NIR calibrations now offer a wider scope than these traditional parameters. This can include predictions about reactive and total lysine in protein sources, in vivo energy values in cereals, as well as phytate-P and non-starch polysaccharides (NSP).
A better understanding of fibre
When utilising the latest software and hardware, NIR facilitates a more in-depth understanding of raw material and feed quality. For instance, there is a long-held misconception among many in the industry that there are low levels of fibre in monogastric diets. However, we believe that, using NIR technology to increase our understanding of soluble and insoluble NSPs, we could be able to show the connection between animal performance and fibre. This would allow nutritionists to start to determine their soluble to insoluble ratios or other chemical factors.
We have developed an NIR calibration which allows for the rapid determination of NSP within feed ingredients. NIR is a well-established technology, but previously few attempts have been made to create calibrations for NSP determination in feed and foodstuff.
AB Vista collected 1,700 feed ingredients from 24 countries over a five-year period to create this NSP calibration. The collected samples were split into three categories: cereals, protein meals and fibrous materials. All the ingredients were ground and then scanned. Since the development of the NSP calibration over 86,000 samples have been scanned to determine the NSP content for various feed ingredients.

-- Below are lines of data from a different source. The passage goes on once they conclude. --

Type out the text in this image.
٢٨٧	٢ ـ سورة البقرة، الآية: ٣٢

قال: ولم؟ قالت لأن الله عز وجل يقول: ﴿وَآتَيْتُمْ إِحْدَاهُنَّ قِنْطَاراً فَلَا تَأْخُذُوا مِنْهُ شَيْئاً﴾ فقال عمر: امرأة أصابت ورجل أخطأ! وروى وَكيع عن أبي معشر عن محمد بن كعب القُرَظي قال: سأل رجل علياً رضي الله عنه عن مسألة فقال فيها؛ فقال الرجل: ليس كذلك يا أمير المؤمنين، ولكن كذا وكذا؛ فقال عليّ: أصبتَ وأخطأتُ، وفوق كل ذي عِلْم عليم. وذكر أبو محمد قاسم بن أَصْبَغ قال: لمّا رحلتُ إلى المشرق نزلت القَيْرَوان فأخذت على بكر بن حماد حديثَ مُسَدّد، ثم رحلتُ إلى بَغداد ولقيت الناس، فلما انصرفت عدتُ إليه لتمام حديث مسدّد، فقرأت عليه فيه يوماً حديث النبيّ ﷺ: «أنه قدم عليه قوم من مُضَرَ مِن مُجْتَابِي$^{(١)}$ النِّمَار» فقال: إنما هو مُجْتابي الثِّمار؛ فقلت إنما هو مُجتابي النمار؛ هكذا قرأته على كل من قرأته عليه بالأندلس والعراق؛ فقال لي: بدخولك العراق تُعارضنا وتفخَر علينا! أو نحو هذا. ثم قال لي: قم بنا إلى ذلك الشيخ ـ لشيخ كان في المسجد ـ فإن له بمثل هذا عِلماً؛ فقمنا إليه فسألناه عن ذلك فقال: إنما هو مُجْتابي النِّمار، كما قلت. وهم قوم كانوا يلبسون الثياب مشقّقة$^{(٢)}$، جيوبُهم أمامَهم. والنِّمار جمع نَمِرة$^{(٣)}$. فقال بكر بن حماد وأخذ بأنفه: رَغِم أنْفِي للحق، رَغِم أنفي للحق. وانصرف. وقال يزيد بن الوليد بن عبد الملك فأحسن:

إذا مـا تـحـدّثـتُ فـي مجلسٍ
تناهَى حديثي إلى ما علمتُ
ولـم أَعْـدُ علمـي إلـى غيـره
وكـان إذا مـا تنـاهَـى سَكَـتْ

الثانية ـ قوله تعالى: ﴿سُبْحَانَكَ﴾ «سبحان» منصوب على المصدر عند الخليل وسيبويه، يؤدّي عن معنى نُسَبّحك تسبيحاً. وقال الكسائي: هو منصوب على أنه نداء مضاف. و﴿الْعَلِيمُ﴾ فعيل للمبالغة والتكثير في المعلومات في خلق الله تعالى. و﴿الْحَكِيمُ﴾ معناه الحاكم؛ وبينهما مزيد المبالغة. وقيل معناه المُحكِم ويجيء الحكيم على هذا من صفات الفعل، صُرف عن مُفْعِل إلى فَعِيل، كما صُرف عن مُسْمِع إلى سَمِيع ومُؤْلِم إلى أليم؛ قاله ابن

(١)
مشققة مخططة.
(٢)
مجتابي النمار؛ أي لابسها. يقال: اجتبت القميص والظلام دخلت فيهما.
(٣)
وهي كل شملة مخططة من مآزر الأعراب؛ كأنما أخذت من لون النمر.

As our knowledge of soluble and insoluble NSPs advances, being able to measure feed ingredients rapidly through NIR may enable us to link these fibre fractions with animal performance. The NSP Feed Ingredient database developed by AB Vista (An introduction to Fibre Analysis), is one of the first databases of its size and is the initial step to allow nutritionists to begin to determine their soluble to insoluble ratios or other chemical factors, such as the arabinose to xylose ratios and see how they impact on animal performance.
Figure 2 shows that crude fibre represents only around 20% of total dietary fibre in wheat and barley, and the majority is insoluble fibre. Developing a better understanding of these fibre components will help feed producers and nutritionists to understand how to optimise it effectively.
AB Vista Feed Quality Service
Using accurate data from NIR, producers are much better placed when selecting suppliers as they have a better understanding of both raw materials and feed characteristics. This higher level of feed intelligence means better feed formulation – taking into account both feed ingredient cost and nutrient content – improved animal performance and ultimately, increased profitability.
High prices and high safety margins don’t mix with optimal animal and economic performance. Therefore, an increased understanding of the raw materials in feed is becoming essential.
NIR needs to be utilised as a key tool to predict the nutritional content of feed and raw materials, especially fibre, as well as to control feed formulation; something which can be made even more effective by using
our Fibre Calculator (https://www.abv-calculators.com/fibre). Working in this way can reduce cost and allows a swifter turnaround time when compared to traditional chemical-based analysis.
NIR’s rapid results and ease of use mean that ingredient quality analysis can be conducted on a far more frequent basis. This will result in a higher level of feed intelligence, and more consistent, favourable results.